I'm trying to look at it in a different perspective and not witch hunt as mentioned here in this threadbig blow to the stomach that this was.
-
I hope pfSense is not affected, 2.7.2 show:
xz --version xz (XZ Utils) 5.4.4 liblzma 5.4.4
As far as i can follow the bug report on Debian [1] it's still not clear revert to 5.4.5 is enough since the
last version of a trusted person was 5.4.1.[1] https://bugs.debian.org/cgi-bin/bugreport.cgi?bug=1068024#72
-
In my own personal opinion it's unlikely because this exploit targeted specific Linux distros. sshd with a patch for systemd integration which obviously doesn't apply to FreeBSD.
However that's only the known exploit. Whist nothing in known in other versions we are monitoring the situation closely.
-
@stephenw10 said in XZ Struck By Malicious Code That Could Allow Unauthorized Remote System Access:
However that's only the known exploit. Whist nothing in known in other versions we are monitoring the situation closely.
They are evaluating libarchive now, there are commits from the same developer.
What haunts me is that we don't know how deep this going to go.. -
@mcury said in XZ Struck By Malicious Code That Could Allow Unauthorized Remote System Access:
What haunts me is that we don't know how deep this going to go..
Yes, I'm afraid that's not the end of the story, this has the potential for a really nightmare.
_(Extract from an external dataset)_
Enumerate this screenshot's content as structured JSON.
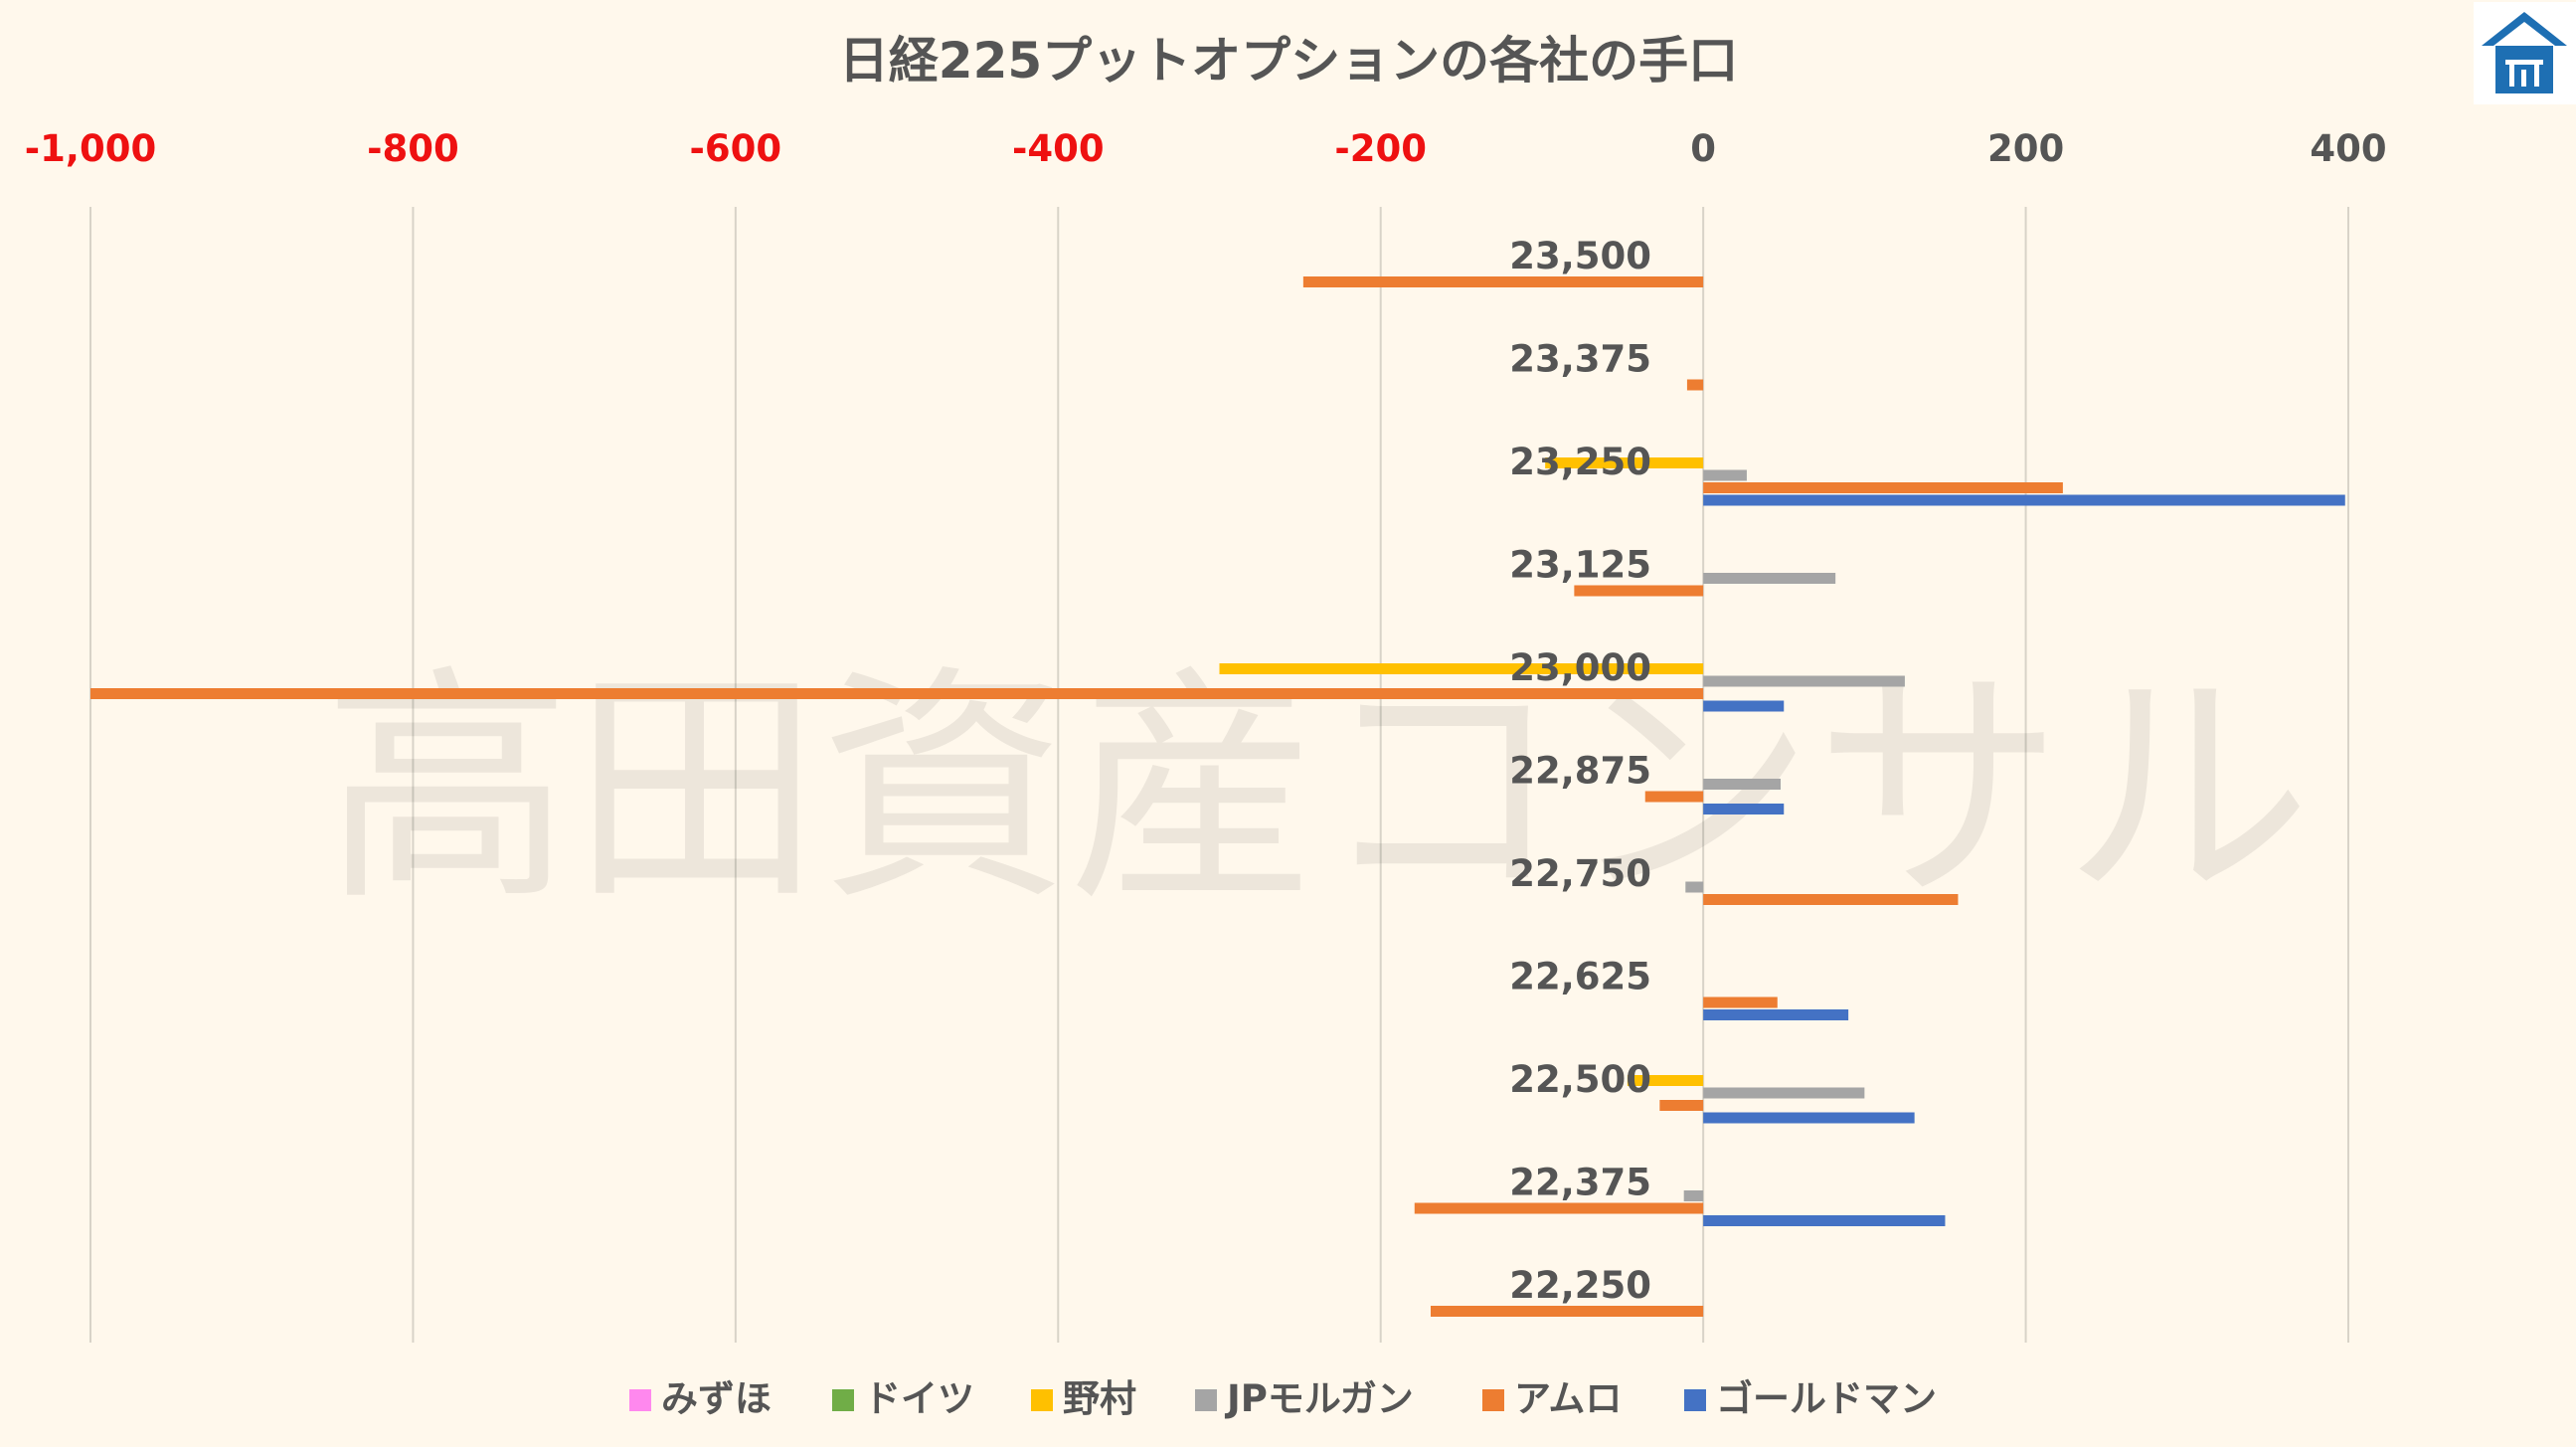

But at the moment we can only monitoring the situation as @stephenw10 said. -
A couple months ago I was testing openVPN and I could see my IP traverse the firewall however after I disconnected something else was connected a IP address from digital oceans IP block, I have logging enabled on the firewall and you could see the enumeration occurring so I killed the state and only allow VPN connections from specific IP addresses. Think about eternal blue, they patch it but the bug reappears over and over. Cyber security teams need to stay one step ahead of abuses.